Nor should they have to cover her if they don't want to. It's their business isn't it? See further down for why she has no alternatives to consider.

"To save money, she takes her $US300-a-month medication three or four days a week, instead of daily."
$300 a month! Imagine how affordable it would become if the company did not have to:
- Pay hundreds of millions of dollars ($USD100,000,000+) to get their drug approved by the FDA (not to mention government organisations in other countries).
- Pay annual license fees, regulatory fees, fees for submissions of reports to the government.
- Comply with complex accounting procedures required by the government.
- Pay exorbitant insurance costs to defend themselves against a legal system that has decayed into a lottery for civil litigants.

"As some Americans penny-pinch to afford health care, the nation as a whole binges. The US spends 16 per cent of its gross domestic product on health, about 50 per cent more than Australia or other industrialised countries, yet its health outcomes are no better, and on some measures slightly worse, than comparable countries."
This is an incredible amount of money. To get results that are no better than other industrialised countries just underscores how inefficient the government is as a delivery mechanism of resources.
Worse still is that they are *forcing* (ultimately at the point of a gun) their citizens to finance their squandering.

"Not surprisingly, health care is a constant political topic. Several states, including Massachusetts and California, are introducing universal coverage reforms."
A constant political topic :). I don't know about you but I get sick of all the talk, investigations, commissions, hearings and chest-beatings that ultimately produce the same old tired, expensive and inefficient results.
It's also typical that a "law must be introduced". Great, one more law that people can't reasonably know about.

"There are too many powerful, entrenched and vested interests - doctors, pharmaceutical groups and insurance companies."
This is a massive problem in this area. These interests have:
- jumped through the hoops of government
- paid the over inflated fees required to conduct their business
- paid the onerous annual license fees
Why wouldn't they fight to keep competition out? They have too much time and money invested in the system to want to see someone else come in without going through the same pain that they've had to go through. In fact the more competition that they can keep out, the better.
What most people don't understand is that it is *only* through the *force* of government that monopolies and oligopolies exist. Most of these "big, evil" corporations are there only by the grace of government force.

"with the cost of health care rising rapidly"
Why is it rising? Look at the cost of doing business that is imposed by government. Look at the concentration of power facilitated by the government rules. Look at inflation created by government mismanagement and corruption of the monetary system.

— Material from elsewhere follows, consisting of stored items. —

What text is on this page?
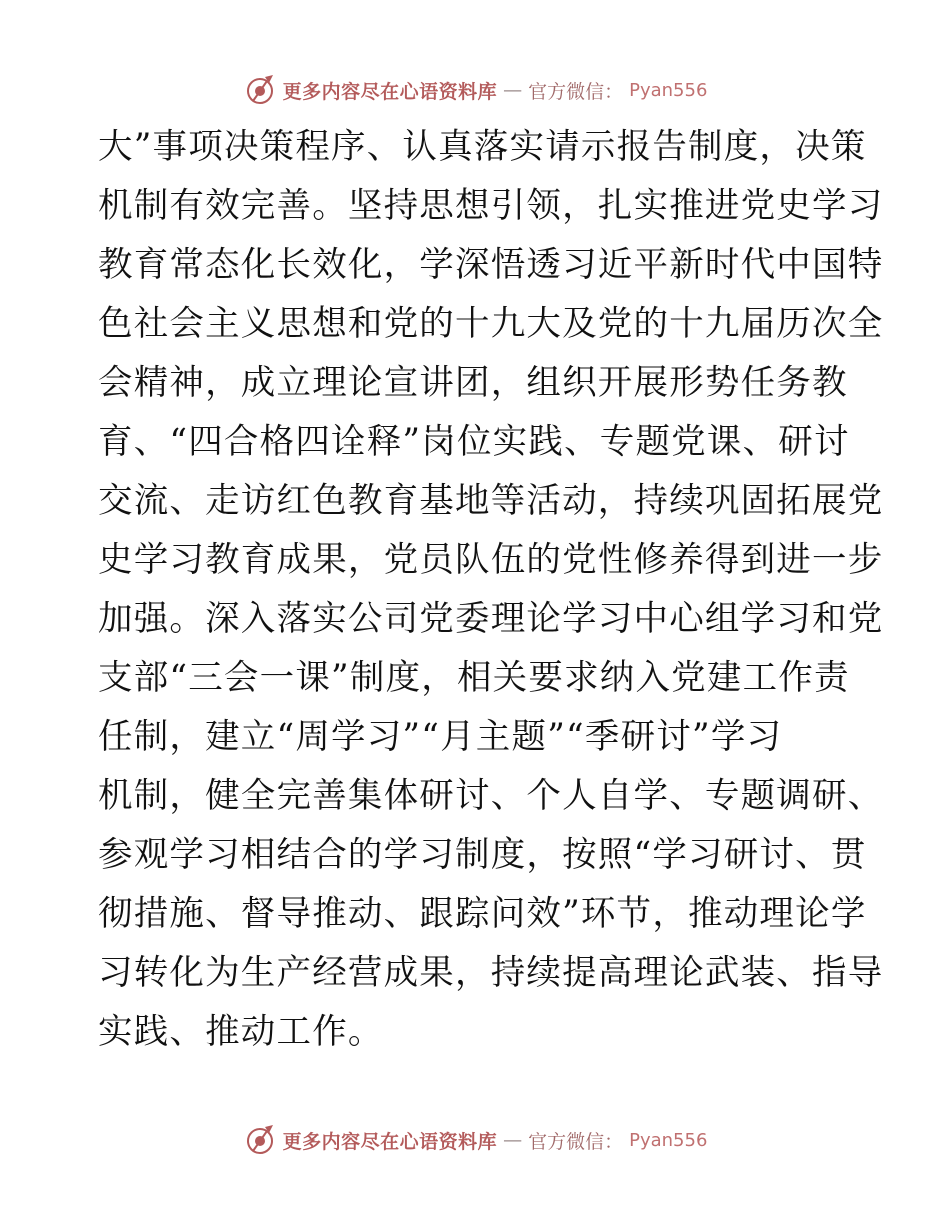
更多内容尽在心语资料库 — 官方微信： Pyan556
大”事项决策程序、认真落实请示报告制度，决策
机制有效完善。坚持思想引领，扎实推进党史学习
教育常态化长效化，学深悟透习近平新时代中国特
色社会主义思想和党的十九大及党的十九届历次全
会精神，成立理论宣讲团，组织开展形势任务教
育、“四合格四诠释”岗位实践、专题党课、研讨
交流、走访红色教育基地等活动，持续巩固拓展党
史学习教育成果，党员队伍的党性修养得到进一步
加强。深入落实公司党委理论学习中心组学习和党
支部“三会一课”制度，相关要求纳入党建工作责
任制，建立“周学习”“月主题”“季研讨”学习
机制，健全完善集体研讨、个人自学、专题调研、
参观学习相结合的学习制度，按照“学习研讨、贯
彻措施、督导推动、跟踪问效”环节，推动理论学
习转化为生产经营成果，持续提高理论武装、指导
实践、推动工作。
更多内容尽在心语资料库 — 官方微信： Pyan556
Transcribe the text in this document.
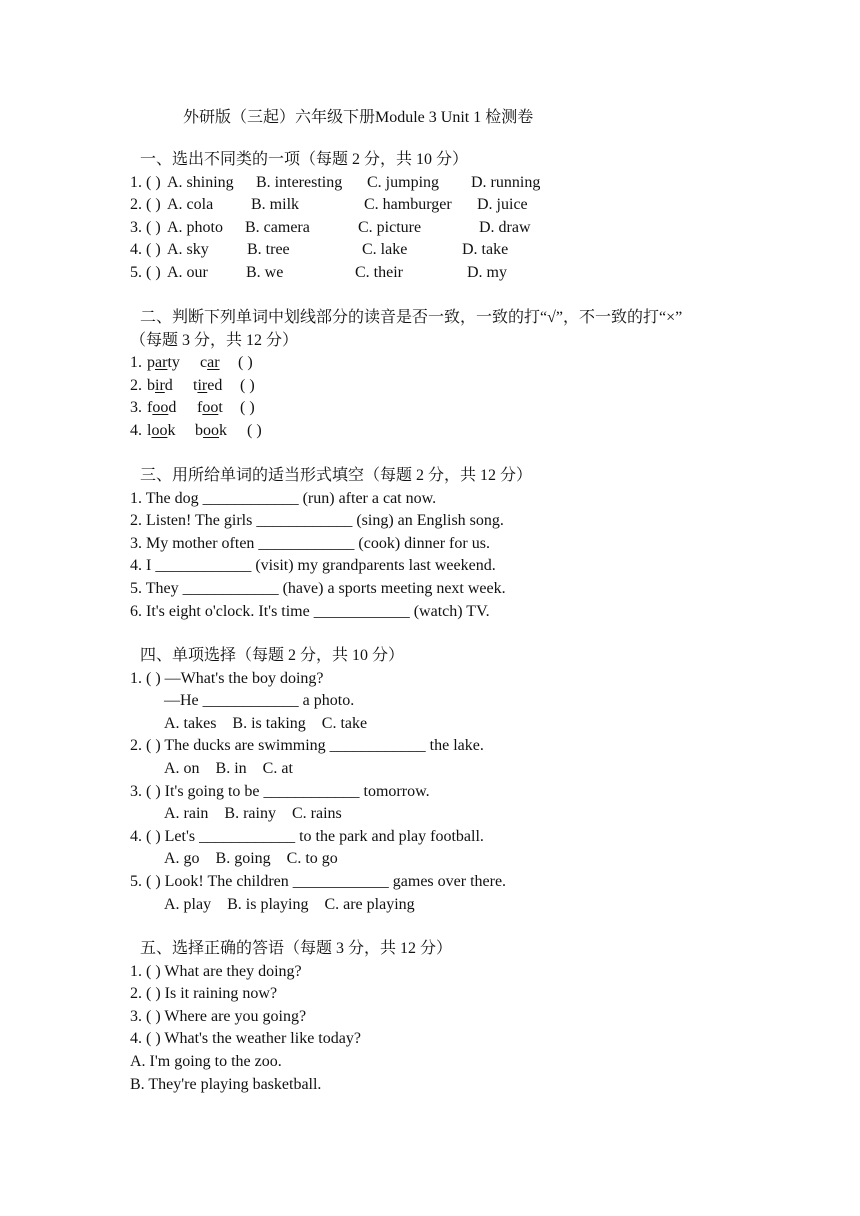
外研版（三起）六年级下册Module 3 Unit 1 检测卷
一、选出不同类的一项（每题 2 分，共 10 分）
1. ( ) A. shining B. interesting C. jumping D. running
2. ( ) A. cola B. milk	C. hamburger D. juice
3. ( ) A. photo B. camera	C. picture	D. draw
4. ( ) A. sky B. tree	C. lake	D. take
5. ( ) A. our B. we	C. their	D. my
二、判断下列单词中划线部分的读音是否一致，一致的打“√”，不一致的打“×”
（每题 3 分，共 12 分）
1. party car ( )
2. bird tired ( )
3. food foot ( )
4. look book ( )
三、用所给单词的适当形式填空（每题 2 分，共 12 分）
1. The dog ____________ (run) after a cat now.
2. Listen! The girls ____________ (sing) an English song.
3. My mother often ____________ (cook) dinner for us.
4. I ____________ (visit) my grandparents last weekend.
5. They ____________ (have) a sports meeting next week.
6. It's eight o'clock. It's time ____________ (watch) TV.
四、单项选择（每题 2 分，共 10 分）
1. ( ) —What's the boy doing?
—He ____________ a photo.
A. takes    B. is taking    C. take
2. ( ) The ducks are swimming ____________ the lake.
A. on    B. in    C. at
3. ( ) It's going to be ____________ tomorrow.
A. rain    B. rainy    C. rains
4. ( ) Let's ____________ to the park and play football.
A. go    B. going    C. to go
5. ( ) Look! The children ____________ games over there.
A. play    B. is playing    C. are playing
五、选择正确的答语（每题 3 分，共 12 分）
1. ( ) What are they doing?
2. ( ) Is it raining now?
3. ( ) Where are you going?
4. ( ) What's the weather like today?
A. I'm going to the zoo.
B. They're playing basketball.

"societies have a choice: either restrict health care on the basis of medical need, which is what a Medicare system attempts to do, or restrict it on the basis of income or employment, which is what happens in the US."
Great! The constant inability to think outside the box is always frustrating. These are *not* the only two choices. How about taking the government out of our lives and letting people choose how they want to live?

To all those do-gooders who want to make me live the "right" way using the violence and force of government - pull your whining little heads in, piss off and leave me alone.